- Film poster by Reynold Brown
- Directed by: Harry Keller
- Screenplay by: R. Wright Campbell
- Story by: Ann Edwards R. Wright Campbell
- Produced by: Gordon Kay
- Starring: Fred MacMurray Dorothy Malone
- Cinematography: Carl E. Guthrie
- Edited by: Fred MacDowell
- Music by: Herman Stein
- Color process: Eastmancolor
- Production company: Universal International Pictures
- Distributed by: Universal Pictures
- Release date: September 6, 1957;
- Running time: 81 minutes
- Country: United States
- Language: English

= Quantez =

1957 film by Harry Keller

Quantez is a 1957 American CinemaScope Western film directed by Harry Keller and starring Fred MacMurray and Dorothy Malone.

==Plot==
Heller's (John Larch) gang of outlaws pull a robbery, kill a man and ride toward Mexico, fleeing a posse. To spend the night, they first head for the border town of Quantez, but are shocked to discover that it has become a ghost town, with no one else there.

Gentry (Fred MacMurray), the gang's most experienced man, finds liquor in the saloon, while Teach (John Gavin), a younger gunslinger, becomes interested in Chaney (Dorothy Malone), who is Heller's woman but upset over the murder during the holdup. Gato, who was raised by Apaches, is infuriated by Heller's referring to him as "breed" and other slights.

Gato (Sydney Chaplin) discovers a warning from Apaches to anyone who comes to town. He seeks out Delgadito (Michael Ansara), the tribe's leader, and proposes they kill the whites and divide the loot. Heller, meantime, is trying to get his partners to do the same, kill the others so there's more money to split among who's left. Gentry and Teach both have feelings for Chaney, who wants to leave town as soon as possible. in the meantime Gato is killed by Delgalito after a betrayal.

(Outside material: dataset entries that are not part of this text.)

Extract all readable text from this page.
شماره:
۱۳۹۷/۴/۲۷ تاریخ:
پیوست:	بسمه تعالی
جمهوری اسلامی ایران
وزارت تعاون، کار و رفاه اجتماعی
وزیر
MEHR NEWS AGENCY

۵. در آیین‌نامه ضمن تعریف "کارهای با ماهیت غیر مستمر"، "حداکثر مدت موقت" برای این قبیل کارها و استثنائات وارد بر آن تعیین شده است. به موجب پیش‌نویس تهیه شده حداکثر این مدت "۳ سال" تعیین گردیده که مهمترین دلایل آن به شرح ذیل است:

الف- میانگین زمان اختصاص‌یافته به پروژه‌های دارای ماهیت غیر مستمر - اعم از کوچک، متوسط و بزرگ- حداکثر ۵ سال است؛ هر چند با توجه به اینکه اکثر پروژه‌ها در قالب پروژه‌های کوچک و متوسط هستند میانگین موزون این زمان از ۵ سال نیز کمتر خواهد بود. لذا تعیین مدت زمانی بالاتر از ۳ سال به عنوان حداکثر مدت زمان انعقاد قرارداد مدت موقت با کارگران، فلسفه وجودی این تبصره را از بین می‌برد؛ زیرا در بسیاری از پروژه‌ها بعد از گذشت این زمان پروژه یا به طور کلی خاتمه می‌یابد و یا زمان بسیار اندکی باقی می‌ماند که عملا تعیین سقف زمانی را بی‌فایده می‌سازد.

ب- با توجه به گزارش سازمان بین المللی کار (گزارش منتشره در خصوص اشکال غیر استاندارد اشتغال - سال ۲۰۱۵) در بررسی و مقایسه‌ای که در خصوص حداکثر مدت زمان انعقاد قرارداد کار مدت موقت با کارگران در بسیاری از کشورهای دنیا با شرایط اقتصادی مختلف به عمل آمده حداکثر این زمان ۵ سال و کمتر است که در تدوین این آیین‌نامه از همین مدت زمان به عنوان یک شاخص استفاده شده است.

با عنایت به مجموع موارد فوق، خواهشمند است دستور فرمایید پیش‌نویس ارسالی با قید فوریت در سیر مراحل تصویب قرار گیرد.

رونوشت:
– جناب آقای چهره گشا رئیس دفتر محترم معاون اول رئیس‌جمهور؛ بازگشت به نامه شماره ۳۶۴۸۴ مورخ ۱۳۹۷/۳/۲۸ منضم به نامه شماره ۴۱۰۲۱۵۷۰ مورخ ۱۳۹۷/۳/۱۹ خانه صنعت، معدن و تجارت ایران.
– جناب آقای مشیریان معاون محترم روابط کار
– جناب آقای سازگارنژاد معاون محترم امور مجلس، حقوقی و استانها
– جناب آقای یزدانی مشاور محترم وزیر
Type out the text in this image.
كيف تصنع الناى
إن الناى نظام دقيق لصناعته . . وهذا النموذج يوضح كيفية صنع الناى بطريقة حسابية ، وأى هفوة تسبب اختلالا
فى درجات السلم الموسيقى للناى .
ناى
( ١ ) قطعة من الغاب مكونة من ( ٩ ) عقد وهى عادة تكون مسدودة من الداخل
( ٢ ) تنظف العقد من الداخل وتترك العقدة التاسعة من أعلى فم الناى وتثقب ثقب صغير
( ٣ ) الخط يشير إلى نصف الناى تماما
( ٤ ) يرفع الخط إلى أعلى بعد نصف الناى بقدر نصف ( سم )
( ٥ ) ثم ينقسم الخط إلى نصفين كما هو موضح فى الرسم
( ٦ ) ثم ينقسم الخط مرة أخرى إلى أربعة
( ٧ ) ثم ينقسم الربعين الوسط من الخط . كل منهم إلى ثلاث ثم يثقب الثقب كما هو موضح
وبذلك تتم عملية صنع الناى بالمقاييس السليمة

A wandering minstrel and artist comes to town, calling himself Puritan (James Barton), and while he paints Heller's portrait, he sings a song about John Coventry, a legendary outlaw in these parts. Puritan is suddenly astonished when he spots Gentry and realizes that he is Coventry. The veteran gunman explains that he is trying to put his violent life behind him for good. After Puritan paints a picture of Chaney Gentry helps him escape. this incites Heller who had planned on killing him for his horse.

As the remaining group preparede to leave Quantez, Heller is killed by an Apache arrow. Gentry, Chaney and Leach run from the attacking Apaches and with arrows raining down, Gentry sacrifices himself, providing cover while Chaney and Teach make their getaway.

==Cast==
- Fred MacMurray as Gentry / John Coventry
- Dorothy Malone as Chaney
- John Larch as Heller
- John Gavin as Teach
- James Barton as Puritan
- Michael Ansara as Delgadito
- Sydney Chaplin as Gato

==Reaction==
The New York Times said the film "could hardly be duller".